In the case of TMR-Aβ1–40, the loss of fluorescence in the first phase was small (Fig. 2D, red curves) for reasons discussed later. It should be noted that the ThT fluorescence decreases at long times as a result of precipitation of large fibrils.
Effect of TMR Labeling on the Morphology of Aβ Fibrils.
Fig. 3 shows negative-stain EM images of samples prepared under identical conditions. It may be seen that the EM images of the TMR-Aβ1–42 and TMR-Aβ1–40 fibrils are similar to those of unlabeled Aβ1–42 and Aβ1–40. All of the peptides formed amyloid fibrils that are similar in width (∼6 nm) and length (>100 nm). Overall, our data indicate that TMR labeling does not significantly affect Aβ fibril morphology.
Fig. 3.
Negative stain electron microscopy images of Aβ fibrils collected from the endpoints of the experiments shown in Fig. 2 prepared in pH 7.5 and incubated at 25 °C. (A) unlabeled Aβ1–42, (B) unlabeled Aβ1–40, (C) TMR-Aβ1–42, and (D) TMR-Aβ1–40.
Oligomerization Phase.
Figs. 1 and 2 show a rapid decrease in TMR fluorescence in the first 30–45 min, during which time the ThT fluorescence did not change. To examine the meaning of this phase, we prepared a stock solution of monomeric TMR-labeled Aβ in 4 M GdnCl as described in Materials and Methods. Fig. 4 shows the time-dependent changes of TMR fluorescence following dilution of this material into 20 mM phosphate buffer at pH 7.5 and 25 °C. The final GdnCl concentration in all solutions was 0.16 M. Fig. 4A shows that the change of TMR fluorescence is negligible at an Aβ1–42 concentration of 0.5 µM. At higher concentrations, the TMR fluorescence changes in a time-dependent manner over 30 min. We interpret the quenching of TMR fluorescence to be a result of self-association to form low-molecular-weight oligomers. A two-exponential equation is required to fit these data, indicating the formation of more than one species from the monomer. The kinetic data can be globally fit (solid red lines) assuming a simple monomer-dimer-trimer model as shown in Scheme 1. When similar experiments are performed with Aβ1–40 (Fig. 4B), the fluorescence change is much smaller and the rates are slower. The individual rate constants obtained for the monomer-dimer-trimer scheme for both Aβ1–42 and Aβ1–40 are summarized in Table 1.
Fig. 4.
Oligomerization of TMR-labeled Aβ. Time course of fluorescence change following dilution of a 100 µM stock solution containing monomeric (A) TMR-Aβ1–42 or (B) TMR-Aβ1–40, prepared in 4 M GdnCl, to final concentrations from 0.5 to 4.0 µM in 20 mM phosphate buffer at pH 7.5 containing 1 mM EDTA and 5 mM βMe.
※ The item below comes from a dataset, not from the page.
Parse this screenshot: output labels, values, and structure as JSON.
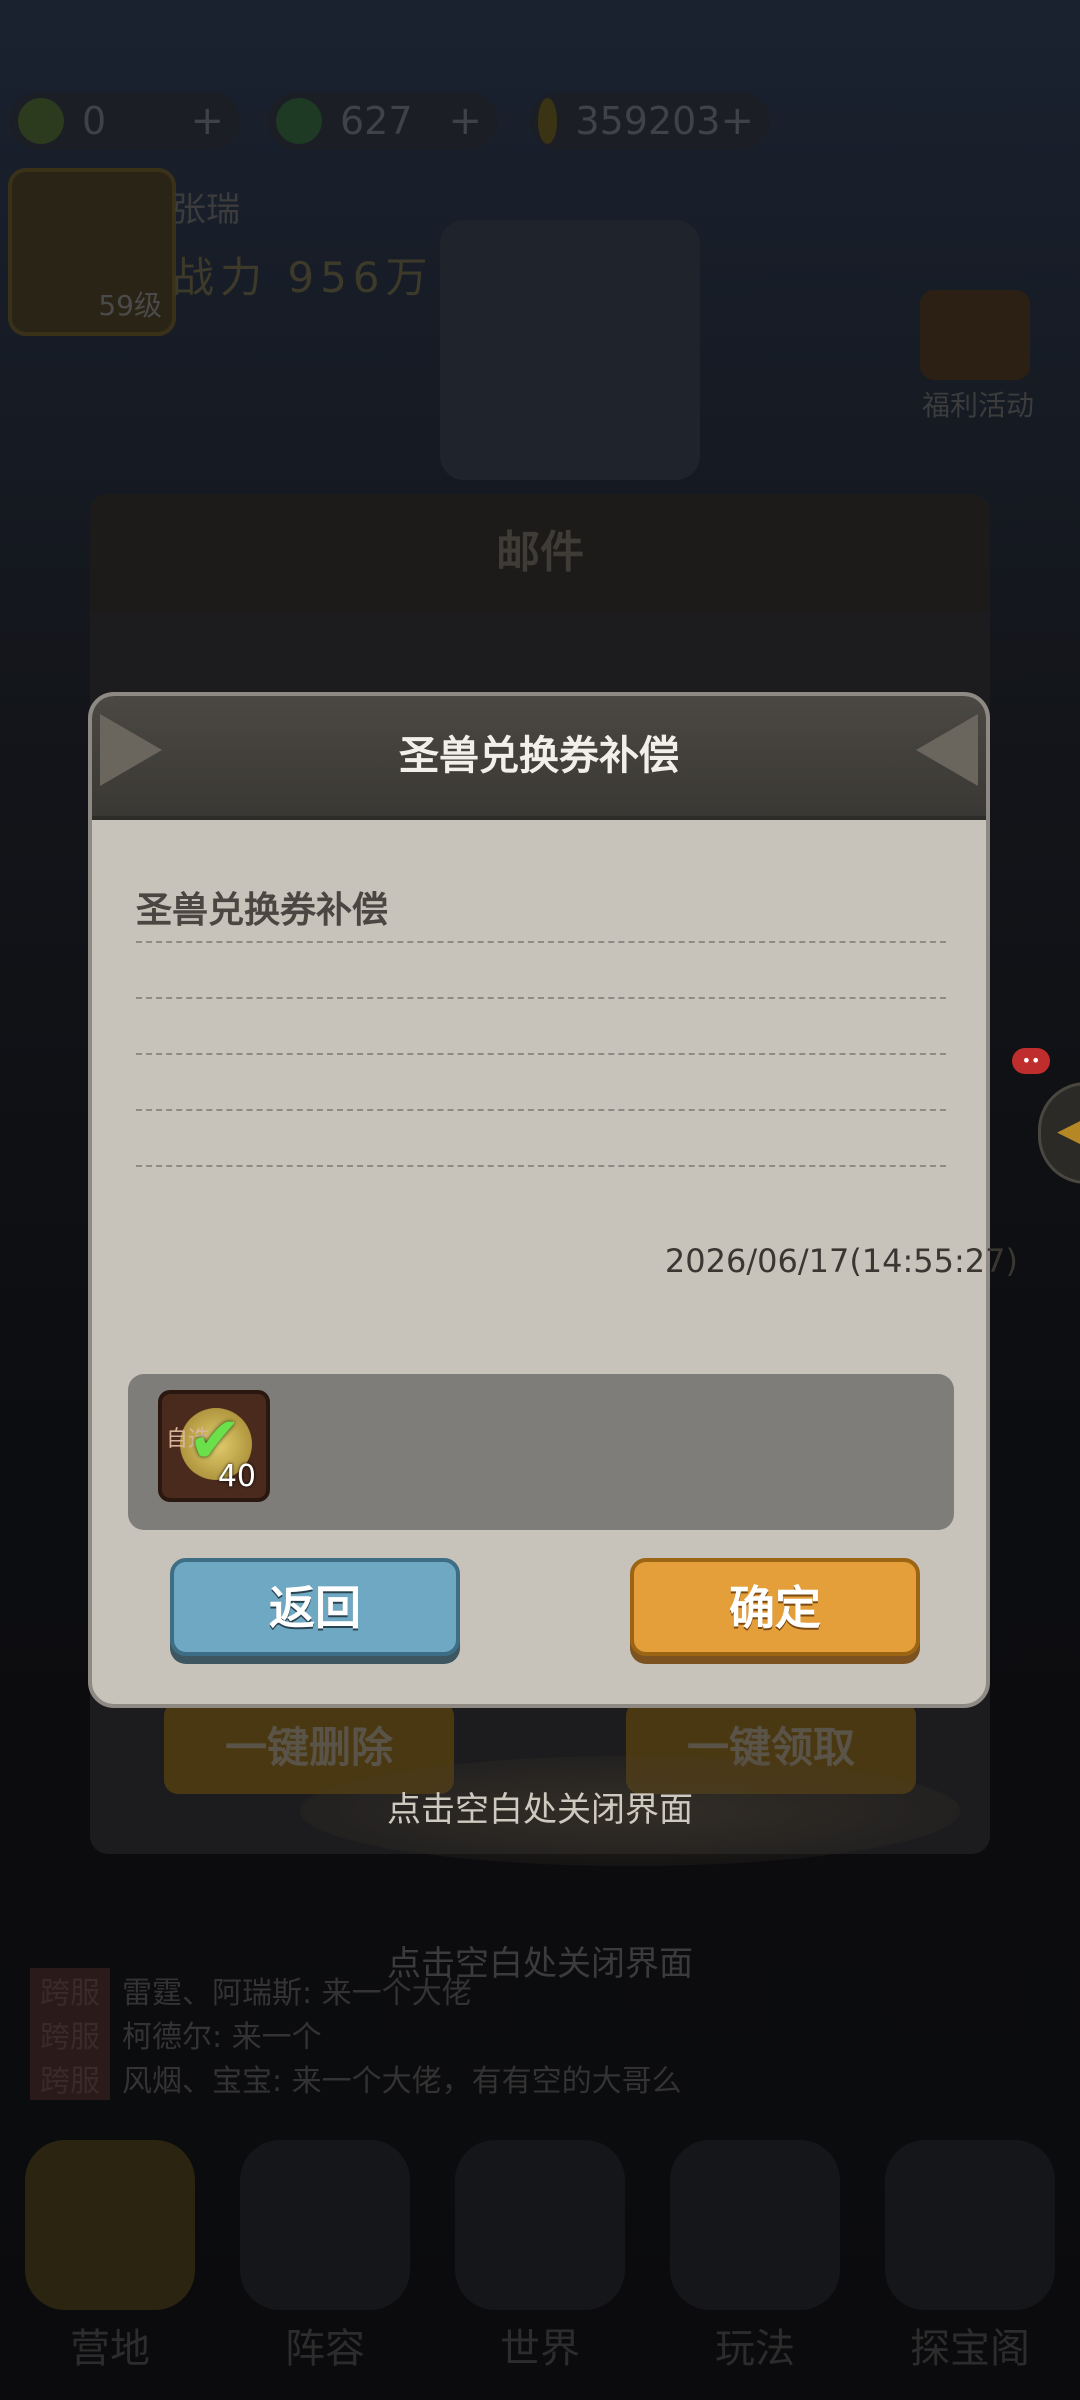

The black dots represent data, and the red lines are global fit of the data using a monomer-dimer-trimer model as described in Scheme 1. The rate constants obtained are summarized in Table 1. In all of the samples, the final concentration of GdnCl is 0.16 M. All experiments were performed at 25 °C without stirring.
Scheme 1.
Monomer-dimer-trimer process of Aβ oligomerization.
Table 1.
Rate constants for the monomer-dimer-trimer process of Aβ oligomerization
| Sample | k+12 (M−1⋅s−1) × 102 | k−12 (s−1) × 10−3 | k+23 (M−1⋅s−1) | k−23 (s−1) × 10−3 | K12−1 (M) × 10−6 | K23−1 (M) × 10−6 |
| TMR-Aβ1–42 | 9.9 ± 1.9 | 12.7 ± 3.0 | 38 ± 5 | 0.3 ± 0.1 | 12.8 | 7.9 |
| TMR-Aβ1–40 | 0.5 ± 0.05 | 2.7 ± 0.3 | 20 ± 10 | 0* | 54.0 | ND |
ND, not determined.
*Value of this parameter was too small; hence, it was set equal to 0.
Intermediate (Lag) Phase.
Figs. 1 and 2 show that, after the first rapid phase reflecting oligomerization, there is a phase during which there is only a slight decrease in fluorescence, suggesting little incorporation of monomer in this phase. The fluorescence change in this phase is larger for Aβ1–42 than for Aβ1–40. In either case, this phase may reflect either the clustering of the oligomeric species and/or the reorganization of the oligomeric species already present. In any case, these clusters, containing disordered monomers of Aβ, are not recognized by ThT. The data also suggest that these clusters do not fluoresce as brightly as the monomer.
Growth Phase.
The final time-dependent fluorescence change is large as measured by changes in both TMR-Aβ and ThT fluorescence (Fig. 2 A–D). This phase is also correlated with appearance of the β-structure as measured by CD (Fig. 1). As will be discussed below, the rate of this phase, as measured by the TMR assay, appears somewhat faster than that measured by the ThT assay, although the length of time before this phase is almost the same for these two assays. In this and all other experiments, the rate of this phase is possibly enhanced by fragmentation of the fibril caused by stirring the solution.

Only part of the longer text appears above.